Rep. Cassidy is wrong on health care
9th September 2013 · 0 Comments
Congressman and U.S. Senate candidate Bill Cassidy has attacked the Affordable Care Act or “Obamacare” as too big, too costly, and too complicated. In the real world, healthcare economics is complicated, because markets in healthcare don’t work without a lot of subsidies and mandates. For healthcare, it’s not realistic to imagine that all we need are family values and hard work.
Market failure is one reason why healthcare is complicated and hard to understand. (US history and politics are other reasons.) One basic example of healthcare market failure occurs if you are sick and there is no law requiring “guaranteed issue” of insurance coverage (which Obamacare requires for the first time in the U.S.) Insurers have no reason to sell you insurance without this guarantee, even though you need health care. Another healthcare market failure, when only sick people buy insurance and healthy people don’t buy any, is the insurance industry analogy to a run on a bank. Healthcare economics proposes remedies for these market failures.
No remedy is perfect. “Obamacare” has flaws, as supporters acknowledge. Perhaps the biggest is a need to do more effective cost controls. The US spends $2.7 trillion on healthcare annually, which increases about 4% per year. Recent stories in Time magazine and the New York Times have publicized the irrationality of healthcare prices. There are many reasons. Healthcare prices are largely secret, although that may be changing. But even if patients know prices and if it is possible to negotiate, only rarely would they have the medical knowledge to make the best choices.
Obamacare takes many steps in the right direction, including the Medicare Independent Payment Advisory Board, Accountable Care Organizations that can coordinate care from many doctors, and limits on the cost of insurance company overhead. Ultimately, patients, hospitals, insurers, and doctors will all need to work together, learn, and adapt, in order to bring healthcare inflation to a manageable rate.
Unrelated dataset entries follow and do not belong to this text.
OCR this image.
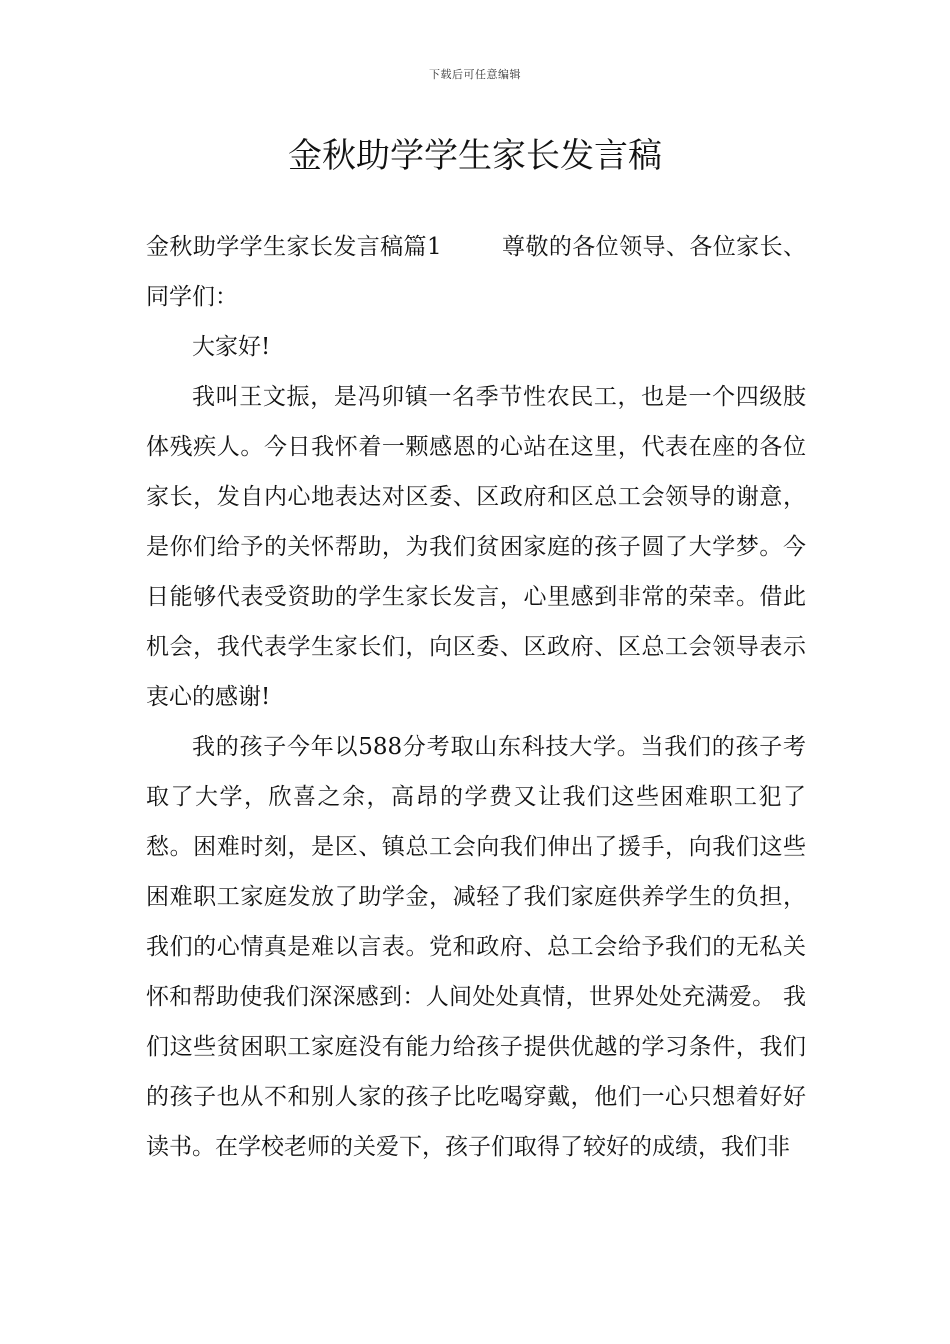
下载后可任意编辑
金秋助学学生家长发言稿

金秋助学学生家长发言稿篇1	尊敬的各位领导、各位家长、同学们：

大家好!

我叫王文振，是冯卯镇一名季节性农民工，也是一个四级肢体残疾人。今日我怀着一颗感恩的心站在这里，代表在座的各位家长，发自内心地表达对区委、区政府和区总工会领导的谢意，是你们给予的关怀帮助，为我们贫困家庭的孩子圆了大学梦。今日能够代表受资助的学生家长发言，心里感到非常的荣幸。借此机会，我代表学生家长们，向区委、区政府、区总工会领导表示衷心的感谢!

我的孩子今年以588分考取山东科技大学。当我们的孩子考取了大学，欣喜之余，高昂的学费又让我们这些困难职工犯了愁。困难时刻，是区、镇总工会向我们伸出了援手，向我们这些困难职工家庭发放了助学金，减轻了我们家庭供养学生的负担，我们的心情真是难以言表。党和政府、总工会给予我们的无私关怀和帮助使我们深深感到：人间处处真情，世界处处充满爱。 我们这些贫困职工家庭没有能力给孩子提供优越的学习条件，我们的孩子也从不和别人家的孩子比吃喝穿戴，他们一心只想着好好读书。在学校老师的关爱下，孩子们取得了较好的成绩，我们非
Doctors like Congressman Cassidy are in the best position of anyone to ensure that we get the right care, and not the most expensive care, because these are not the same. The American Medical Association’s Relative Value Scale Update Committee (RUC) already sets prices for many procedures, which accounts for part of costs. (Dr. Cassidy is not part of RUC.) But as a recent Journal of the American Medical Association survey showed, only 36 percent of physicians believe they have “major responsibility” for controlling healthcare costs, and instead they felt others are responsible.
Instead of working on healthcare costs, Dr. Cassidy’s main healthcare idea is about curtailing health insurance coverage for low-income people. Here in Louisiana, expanding Medicaid could bring health coverage to 400,000 uninsured, mostly low-income people. Instead, Dr. Cassidy’s MAC Act would force cuts on states that offer generous coverage, and require nothing from states, like Louisiana, that have refused to expand Medicaid to cover the uninsured.
The only conceivable reason for this miserliness is a belief that we are “drowning in debt.” In reality, federal tax rates have fallen steadily between 1980 and today, from an average of 22 percent to an average of 17.4 percent in 2009, and annual federal deficits are currently falling,
That is Dr. Cassidy’s dilemma. He could be helpful in health care reform. But as a politician he is trapped by unrealistic ideology, while as a doctor he is also trapped by conservatism in the profession, which makes physicians unwilling to do the difficult task of finding how to control healthcare costs without denying patients from getting the care they need.
We would all be helping Dr. Cassidy resolve his dilemma, if we did not elect him as US Senator, and he was able to return to full-time work as a doctor.